Streaming Claude in the console: the AI assistant, grounded in your workspace
The AI assistant shipped with three design constraints we weren't willing to negotiate: streaming (responses appear token-by-token, not in a 15-second block), grounded (it can only see your org's data, enforced by RLS), and auditable (every conversation persists to Postgres with model, token count, and cost).
We picked Claude because the Sonnet 4.6 → Opus 4.7 range maps cleanly to 'fast and cheap' vs. 'deep reasoning' — and the Anthropic SDK streaming transport is the cleanest we've used.
Streaming via SSE
The route at /api/v1/ai/chat holds open an SSE connection and forwards Anthropic's streaming deltas straight to the client. Perceived latency on a short prompt is under 500ms. On a multi-thousand-token response, the first token still appears in that window — the remaining tokens arrive as they're generated.
Persistence: ai_conversations and ai_messages
Every conversation lives in two RLS-scoped tables. Switching between conversations is instant. Conversation forking is on the roadmap.
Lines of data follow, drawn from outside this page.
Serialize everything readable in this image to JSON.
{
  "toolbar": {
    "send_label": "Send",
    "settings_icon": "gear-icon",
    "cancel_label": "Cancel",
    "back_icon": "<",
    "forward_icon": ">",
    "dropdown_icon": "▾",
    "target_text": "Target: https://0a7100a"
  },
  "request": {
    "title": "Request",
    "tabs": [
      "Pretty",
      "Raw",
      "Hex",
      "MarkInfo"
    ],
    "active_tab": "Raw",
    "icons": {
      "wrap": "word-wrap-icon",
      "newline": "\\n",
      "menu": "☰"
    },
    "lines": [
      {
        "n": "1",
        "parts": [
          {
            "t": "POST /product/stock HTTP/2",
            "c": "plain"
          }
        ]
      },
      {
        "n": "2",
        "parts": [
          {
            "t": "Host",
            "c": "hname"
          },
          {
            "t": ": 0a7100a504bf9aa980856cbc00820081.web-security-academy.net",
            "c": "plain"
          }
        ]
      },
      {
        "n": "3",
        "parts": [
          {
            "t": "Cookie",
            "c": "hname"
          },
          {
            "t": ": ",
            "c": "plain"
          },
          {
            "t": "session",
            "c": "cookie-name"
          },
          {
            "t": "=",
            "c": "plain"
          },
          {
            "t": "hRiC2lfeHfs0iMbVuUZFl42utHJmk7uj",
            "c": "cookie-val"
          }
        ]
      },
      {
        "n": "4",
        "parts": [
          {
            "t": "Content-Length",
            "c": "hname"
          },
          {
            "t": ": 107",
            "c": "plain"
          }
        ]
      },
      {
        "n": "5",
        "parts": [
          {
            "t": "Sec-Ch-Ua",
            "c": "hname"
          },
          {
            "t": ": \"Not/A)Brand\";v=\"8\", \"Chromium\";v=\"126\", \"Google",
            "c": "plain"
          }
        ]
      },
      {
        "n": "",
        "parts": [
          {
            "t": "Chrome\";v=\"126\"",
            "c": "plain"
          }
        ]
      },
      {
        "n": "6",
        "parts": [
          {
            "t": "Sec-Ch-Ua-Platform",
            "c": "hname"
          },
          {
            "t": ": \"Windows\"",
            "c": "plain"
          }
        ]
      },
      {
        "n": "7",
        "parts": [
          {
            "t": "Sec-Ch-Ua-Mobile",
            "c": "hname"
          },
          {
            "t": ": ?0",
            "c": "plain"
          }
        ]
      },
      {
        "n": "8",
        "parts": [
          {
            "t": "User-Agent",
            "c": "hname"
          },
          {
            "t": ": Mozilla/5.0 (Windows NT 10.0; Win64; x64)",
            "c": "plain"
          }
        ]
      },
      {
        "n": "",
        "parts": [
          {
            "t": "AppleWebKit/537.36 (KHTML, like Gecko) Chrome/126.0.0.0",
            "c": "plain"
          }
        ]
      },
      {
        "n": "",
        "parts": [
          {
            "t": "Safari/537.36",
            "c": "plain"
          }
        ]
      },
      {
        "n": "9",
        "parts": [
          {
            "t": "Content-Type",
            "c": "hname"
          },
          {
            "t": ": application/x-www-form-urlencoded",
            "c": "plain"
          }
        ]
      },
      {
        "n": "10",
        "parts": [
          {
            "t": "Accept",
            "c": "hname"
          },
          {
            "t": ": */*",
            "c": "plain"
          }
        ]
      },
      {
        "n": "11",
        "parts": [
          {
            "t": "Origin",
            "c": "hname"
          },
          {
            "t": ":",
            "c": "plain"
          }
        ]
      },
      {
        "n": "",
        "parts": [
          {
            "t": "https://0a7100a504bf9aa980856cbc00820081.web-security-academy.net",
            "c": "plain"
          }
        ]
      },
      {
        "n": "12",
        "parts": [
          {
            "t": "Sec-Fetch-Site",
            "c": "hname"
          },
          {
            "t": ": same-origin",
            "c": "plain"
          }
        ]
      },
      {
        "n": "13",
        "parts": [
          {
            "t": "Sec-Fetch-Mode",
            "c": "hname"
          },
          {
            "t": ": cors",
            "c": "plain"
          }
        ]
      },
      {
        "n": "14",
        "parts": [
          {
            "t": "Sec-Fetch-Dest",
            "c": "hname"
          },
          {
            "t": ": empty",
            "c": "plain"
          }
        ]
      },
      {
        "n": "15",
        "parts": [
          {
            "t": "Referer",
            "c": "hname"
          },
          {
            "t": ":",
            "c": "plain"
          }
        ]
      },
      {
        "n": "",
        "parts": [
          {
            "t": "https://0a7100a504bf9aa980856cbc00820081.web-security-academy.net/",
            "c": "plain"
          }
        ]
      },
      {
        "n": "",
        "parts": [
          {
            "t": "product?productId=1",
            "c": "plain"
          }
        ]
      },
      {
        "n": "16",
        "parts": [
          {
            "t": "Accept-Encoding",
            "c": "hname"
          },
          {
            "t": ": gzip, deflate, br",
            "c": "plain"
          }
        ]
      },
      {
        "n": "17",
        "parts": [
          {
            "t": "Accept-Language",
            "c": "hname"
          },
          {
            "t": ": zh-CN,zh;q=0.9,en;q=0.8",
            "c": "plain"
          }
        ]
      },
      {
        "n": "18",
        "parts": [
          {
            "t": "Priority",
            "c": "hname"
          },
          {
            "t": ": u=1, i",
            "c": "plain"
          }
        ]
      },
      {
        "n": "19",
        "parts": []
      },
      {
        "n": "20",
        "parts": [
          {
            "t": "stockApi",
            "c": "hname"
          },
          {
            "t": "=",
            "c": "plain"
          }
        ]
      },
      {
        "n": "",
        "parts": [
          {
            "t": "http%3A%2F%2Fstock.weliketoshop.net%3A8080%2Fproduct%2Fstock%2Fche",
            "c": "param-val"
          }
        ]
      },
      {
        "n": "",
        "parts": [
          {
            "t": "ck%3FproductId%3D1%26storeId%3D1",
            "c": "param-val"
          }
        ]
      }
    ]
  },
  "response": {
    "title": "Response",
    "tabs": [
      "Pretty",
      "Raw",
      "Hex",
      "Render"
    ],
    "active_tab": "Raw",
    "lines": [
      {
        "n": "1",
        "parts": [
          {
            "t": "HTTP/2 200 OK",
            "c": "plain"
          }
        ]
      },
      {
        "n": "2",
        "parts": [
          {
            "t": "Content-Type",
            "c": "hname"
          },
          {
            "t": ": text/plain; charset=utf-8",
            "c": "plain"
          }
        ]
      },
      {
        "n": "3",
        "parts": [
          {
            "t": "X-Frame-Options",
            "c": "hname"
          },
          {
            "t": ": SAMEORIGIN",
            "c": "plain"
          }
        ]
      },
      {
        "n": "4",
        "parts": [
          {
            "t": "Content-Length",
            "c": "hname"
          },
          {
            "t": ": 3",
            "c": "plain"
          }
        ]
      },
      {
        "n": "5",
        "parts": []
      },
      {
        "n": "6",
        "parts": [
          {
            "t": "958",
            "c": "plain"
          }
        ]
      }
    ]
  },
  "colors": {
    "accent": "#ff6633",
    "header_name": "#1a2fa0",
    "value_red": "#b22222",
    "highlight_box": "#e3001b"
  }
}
create table ai_conversations (
id uuid primary key default gen_random_uuid(),
org_id uuid not null references orgs(id),
user_id uuid not null references auth.users(id),
title text,
model text not null default 'claude-sonnet-4-6',
created_at timestamptz not null default now()
);
-- RLS: select/insert/update/delete where is_org_member(org_id)Grounded in your org, not leaked across tenants
The assistant can call tools that read production data. Every one of those tools runs under the requesting user's session. RLS applies. Even if the model tried to return another org's data, Postgres would return zero rows. This is not 'fine-tuning our prompt to be careful.' It's the database saying no.
Drafting templates
The common workflows don't need a chat — they need a form. We shipped drafting templates for advancing emails, vendor RFPs, incident summary reports, and production schedules. Pick a project, click the template, and Claude drafts from the actual data: show dates, crew, vendors, schedule.
Rate limits + costs
/api/v1/ai/* is behind the ai rate bucket in middleware — no runaway costs, no abuse. Every message writes to audit_log with the model, token count, and estimated cost. Professional includes 200K tokens/month; Enterprise is custom.
What it's not
It's not a replacement for your producer. It's a leverage tool for the producer you already have. Use it to draft, summarize, surface, reconcile — not to decide. The AI will cheerfully hallucinate a vendor contact if you let it. Always check.
Model switching
Toggle Sonnet 4.6 (fast, cheap, great at draft + classify) vs. Opus 4.7 (deep reasoning, proposal drafting, contract review) per conversation. Opus is Enterprise-only today; it'll open up to Professional in a future release as price comes down.